With changing attitudes and technology advances making us increasingly aware of our health and wellness we are realising the spaces we work in should cater more to these needs. Biophilia is the innate human attraction to nature and natural processes, it recognises that we as humans are a part of nature, not apart from nature and we are at our best when in natural environments.
Introducing biophilia into your workplace design has been demonstrated through research to have significant physiological and physical benefits. Health benefits span to including the ability to reduce stress whilst physiologically it has been said to increase productivity, creativity and general feelings of well-being.

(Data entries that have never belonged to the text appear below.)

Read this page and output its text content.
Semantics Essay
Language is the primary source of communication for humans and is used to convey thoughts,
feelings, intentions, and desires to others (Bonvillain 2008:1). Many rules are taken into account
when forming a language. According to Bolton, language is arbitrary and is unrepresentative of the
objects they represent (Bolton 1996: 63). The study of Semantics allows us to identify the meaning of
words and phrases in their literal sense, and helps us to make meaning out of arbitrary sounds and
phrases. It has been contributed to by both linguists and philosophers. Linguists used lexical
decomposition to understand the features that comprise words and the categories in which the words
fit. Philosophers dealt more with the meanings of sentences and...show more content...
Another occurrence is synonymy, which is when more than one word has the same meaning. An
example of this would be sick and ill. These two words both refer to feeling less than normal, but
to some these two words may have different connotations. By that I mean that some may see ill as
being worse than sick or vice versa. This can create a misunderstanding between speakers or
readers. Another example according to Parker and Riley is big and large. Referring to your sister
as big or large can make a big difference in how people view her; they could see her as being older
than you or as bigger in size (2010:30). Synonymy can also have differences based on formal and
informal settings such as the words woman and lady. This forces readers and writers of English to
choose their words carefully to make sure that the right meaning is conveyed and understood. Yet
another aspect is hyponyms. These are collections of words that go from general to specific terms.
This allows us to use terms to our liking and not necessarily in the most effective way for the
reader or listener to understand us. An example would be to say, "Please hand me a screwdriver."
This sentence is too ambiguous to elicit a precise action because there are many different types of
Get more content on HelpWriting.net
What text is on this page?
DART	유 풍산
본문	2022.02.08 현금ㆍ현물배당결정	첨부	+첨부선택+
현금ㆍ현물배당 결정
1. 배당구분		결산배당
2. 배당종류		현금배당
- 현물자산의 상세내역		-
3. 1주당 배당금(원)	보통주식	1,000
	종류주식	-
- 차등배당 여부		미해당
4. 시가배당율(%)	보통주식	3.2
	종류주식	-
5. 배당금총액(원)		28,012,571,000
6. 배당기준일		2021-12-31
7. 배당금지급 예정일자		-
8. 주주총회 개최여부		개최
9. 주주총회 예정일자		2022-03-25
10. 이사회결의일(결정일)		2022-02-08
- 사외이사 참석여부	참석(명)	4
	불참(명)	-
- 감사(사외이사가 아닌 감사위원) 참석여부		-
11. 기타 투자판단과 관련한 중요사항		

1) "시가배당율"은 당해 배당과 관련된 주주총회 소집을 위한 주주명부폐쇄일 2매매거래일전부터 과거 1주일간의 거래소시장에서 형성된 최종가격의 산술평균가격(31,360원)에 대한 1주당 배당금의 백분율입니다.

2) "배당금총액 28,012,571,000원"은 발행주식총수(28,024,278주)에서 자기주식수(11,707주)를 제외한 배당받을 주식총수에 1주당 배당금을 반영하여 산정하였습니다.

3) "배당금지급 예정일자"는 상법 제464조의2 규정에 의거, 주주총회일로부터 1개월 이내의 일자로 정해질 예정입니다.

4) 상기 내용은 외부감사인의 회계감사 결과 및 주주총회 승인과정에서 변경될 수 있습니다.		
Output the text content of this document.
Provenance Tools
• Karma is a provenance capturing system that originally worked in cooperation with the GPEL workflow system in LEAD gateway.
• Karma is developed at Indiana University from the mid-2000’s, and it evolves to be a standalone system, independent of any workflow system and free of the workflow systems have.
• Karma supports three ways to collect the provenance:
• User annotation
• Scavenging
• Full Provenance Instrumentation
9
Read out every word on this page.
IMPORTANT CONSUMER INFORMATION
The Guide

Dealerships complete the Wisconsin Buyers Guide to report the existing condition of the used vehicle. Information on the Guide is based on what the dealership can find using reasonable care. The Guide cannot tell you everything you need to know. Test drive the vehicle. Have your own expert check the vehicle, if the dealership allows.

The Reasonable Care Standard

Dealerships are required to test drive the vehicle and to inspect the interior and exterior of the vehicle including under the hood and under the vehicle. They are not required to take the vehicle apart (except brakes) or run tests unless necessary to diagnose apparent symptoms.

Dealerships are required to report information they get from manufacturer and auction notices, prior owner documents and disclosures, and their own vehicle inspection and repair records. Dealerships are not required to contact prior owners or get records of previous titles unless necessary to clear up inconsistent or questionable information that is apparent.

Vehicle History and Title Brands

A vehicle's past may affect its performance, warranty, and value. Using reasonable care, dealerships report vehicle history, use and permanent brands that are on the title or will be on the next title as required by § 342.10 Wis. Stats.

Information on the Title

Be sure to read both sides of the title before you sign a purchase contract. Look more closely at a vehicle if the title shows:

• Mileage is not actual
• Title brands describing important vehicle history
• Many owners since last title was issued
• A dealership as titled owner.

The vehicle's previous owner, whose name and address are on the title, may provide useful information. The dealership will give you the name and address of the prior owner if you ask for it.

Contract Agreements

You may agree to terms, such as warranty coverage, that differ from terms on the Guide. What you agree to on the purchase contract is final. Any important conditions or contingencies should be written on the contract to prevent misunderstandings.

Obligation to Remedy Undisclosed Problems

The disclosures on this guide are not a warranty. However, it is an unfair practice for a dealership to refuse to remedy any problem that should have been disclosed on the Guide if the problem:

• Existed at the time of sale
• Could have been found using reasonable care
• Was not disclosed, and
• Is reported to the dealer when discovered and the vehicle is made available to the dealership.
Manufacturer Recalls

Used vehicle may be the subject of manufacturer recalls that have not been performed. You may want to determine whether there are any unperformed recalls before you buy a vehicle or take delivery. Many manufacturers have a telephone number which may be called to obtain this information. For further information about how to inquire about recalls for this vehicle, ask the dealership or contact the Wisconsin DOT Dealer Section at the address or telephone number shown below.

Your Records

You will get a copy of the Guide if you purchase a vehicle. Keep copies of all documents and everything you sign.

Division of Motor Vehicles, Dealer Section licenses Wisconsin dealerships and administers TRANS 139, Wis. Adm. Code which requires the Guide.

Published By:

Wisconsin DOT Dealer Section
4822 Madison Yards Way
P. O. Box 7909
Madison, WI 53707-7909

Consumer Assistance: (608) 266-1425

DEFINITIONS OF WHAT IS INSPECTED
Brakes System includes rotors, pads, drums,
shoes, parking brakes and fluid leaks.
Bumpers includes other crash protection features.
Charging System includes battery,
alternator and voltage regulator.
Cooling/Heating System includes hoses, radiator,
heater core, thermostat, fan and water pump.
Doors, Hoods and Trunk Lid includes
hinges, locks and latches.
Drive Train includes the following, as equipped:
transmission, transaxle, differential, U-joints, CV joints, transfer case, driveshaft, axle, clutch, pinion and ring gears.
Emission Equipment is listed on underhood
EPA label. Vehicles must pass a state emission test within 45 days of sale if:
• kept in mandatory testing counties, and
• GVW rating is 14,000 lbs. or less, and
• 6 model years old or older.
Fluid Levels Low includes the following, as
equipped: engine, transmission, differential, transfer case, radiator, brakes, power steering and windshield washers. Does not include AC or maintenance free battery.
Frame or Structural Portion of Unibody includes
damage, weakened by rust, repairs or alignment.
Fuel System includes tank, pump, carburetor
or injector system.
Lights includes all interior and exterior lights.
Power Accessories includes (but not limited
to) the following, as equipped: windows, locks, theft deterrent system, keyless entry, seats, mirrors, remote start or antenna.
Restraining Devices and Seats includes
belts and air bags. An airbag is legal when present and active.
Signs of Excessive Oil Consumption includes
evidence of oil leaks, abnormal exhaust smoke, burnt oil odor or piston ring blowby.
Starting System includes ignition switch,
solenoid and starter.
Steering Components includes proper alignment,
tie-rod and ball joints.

How to incorporate biophilia design into your workplace:
Maximise natural light
Sunlight has a huge impact on health and general well-being in the workplace, helping to regulate the body’s sleeping patterns and circadian rhythms. Modern workplace design allows for the optimisation of spaces with a more human centric focus, open plan work environments and we often see the placement of cellular offices and meetings rooms near the core of the floorplate, allowing for large, open plan desking around the perimeter closer to glazing, allowing natural light to flood spaces where most people will be working.
Planting and greenery
Simply adding greenery in the form of indoor plants can have major positive benefits for employees and enable them to feel more in tune with nature. Incorporating plants into your offices is said to enhance employee performance on memory retention, improve work retention rates, deter illness and promote clean-air breathing. Your staff will be able to enjoy natures beauty and feel more connected to the outside world whilst at work, ultimately leading to happier and healthier employees. Additionally an office with vibrant greenery conveys a positive and engaging brand image to your visitors.
If real planting isn’t an option then there are indirect connections to be made with nature when you incorporate man-made objects and features that mimic natural forms, patterns, materials, colour or textures. This is known as biomimicry. Naturally occurring aesthetics have an intrinsic ability to create both complexity and order whilst also being visually stimulating. The repetitive patterns we see in nature are referred to as ‘fractals’ – which are the geometric figures and shapes that repeat at increasingly fine magnifications to make up the same character as the whole. Human visual systems have adapted to efficiently process fractals with ease and they have been found to have a profoundly calming impact. The inclusion of these patterns and textures in your workplace will create a harmonious working environment and allow your staff to better contribute to your organisational goals.